Analytics allows retailers to identify incidents that lead to theft, establish relationships between them and adjust or change businesses practices to reduce them.
According to the NRF study, better than 60% of retail businesses have already implemented point-of-sale analytics and another 25% plan on it by 2020. However, the adoption of other forms of loss prevention technology is going much slower. Only about 34% of stores have enlisted a video analytics provider, slightly more than 17% are utilizing fingerprint identification at the point of sale, and 11% are using facial recognition in their stores.
Technology of the Trade
Burglar alarms, digital video surveillance, use of armored cars for deposits, point of sale analytics and customer-visible close circuit monitors are the top five loss prevention methods currently in use. A little more than 92% of retail businesses use burglar alarms. Use of digital video recorders (84.1%) increased the most over the previous year, up 9.5%. Use of armored car pickups was the only one of the top five to decline, dropping 6.4%.
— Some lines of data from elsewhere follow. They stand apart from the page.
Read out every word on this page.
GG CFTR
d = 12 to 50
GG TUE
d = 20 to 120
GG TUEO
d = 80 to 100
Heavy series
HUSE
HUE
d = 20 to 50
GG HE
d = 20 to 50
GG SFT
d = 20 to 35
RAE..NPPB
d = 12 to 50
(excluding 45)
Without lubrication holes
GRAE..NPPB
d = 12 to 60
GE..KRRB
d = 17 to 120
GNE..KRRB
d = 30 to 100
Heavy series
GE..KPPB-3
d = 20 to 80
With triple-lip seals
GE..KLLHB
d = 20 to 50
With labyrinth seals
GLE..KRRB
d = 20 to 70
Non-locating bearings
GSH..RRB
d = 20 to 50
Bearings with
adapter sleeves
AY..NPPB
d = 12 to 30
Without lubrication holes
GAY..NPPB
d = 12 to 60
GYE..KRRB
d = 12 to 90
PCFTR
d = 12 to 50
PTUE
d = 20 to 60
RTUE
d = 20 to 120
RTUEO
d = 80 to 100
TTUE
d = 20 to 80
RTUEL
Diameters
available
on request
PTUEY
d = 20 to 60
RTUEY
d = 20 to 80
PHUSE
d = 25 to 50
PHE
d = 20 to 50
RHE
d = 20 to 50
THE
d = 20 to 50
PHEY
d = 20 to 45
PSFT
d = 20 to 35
Use of merchandise alarms, including radio frequency identification (RFID), is the fastest growing trend in loss prevention technology, rising 25.4% in 2018. Other popular trends include use of Acousto-Magnetic (AM) electronic security tags and check approval database screening system. AM tags are similar to magnetic and RFID loss prevention tags but are preferred by some retailers because they provide fewer false alarms than other systems.
Other Steps
Loss prevention technology isn’t the only way to slow theft.
Employee training is a valuable tool in deterring theft. Associates should be trained to be vigilant both inside and outside the store. Product knowledge is also a big part of deterring theft. Some shoplifters swap UPC stickers or tags on items they want to steal for those on cheaper items. Solid product and pricing knowledge prevent these kinds of schemes.
“A successful program to reduce (shrinkage) at POS leverages both technology and training,” Lisa LaBruno, senior vice president for retail operations at the Retail Industry Leaders Association (RILA), an industry organization, tells CSO Online. “Among the key components of associate training is making every employee feel like he or she has a responsibility to prevent shrink from occurring.”
Interacting with your customers is another way to reduce shrinkage, according to Curtis Baillie, an independent security management consultant. He says attention is the last thing shoplifters want and if they are getting it from sales associates, they’ll most likely take their “business” elsewhere.
Monitoring your garbage is another theft deterrent. Some shoplifters drop items into trash bins inside and outside a store to collect later. So, keeping an eye on the garbage can keep merchandise on the shelves.
Loss prevention technology is continually evolving as it deals with new and increasing threats. Often, the best defense is to use the new tools technology provides to deter the onslaught.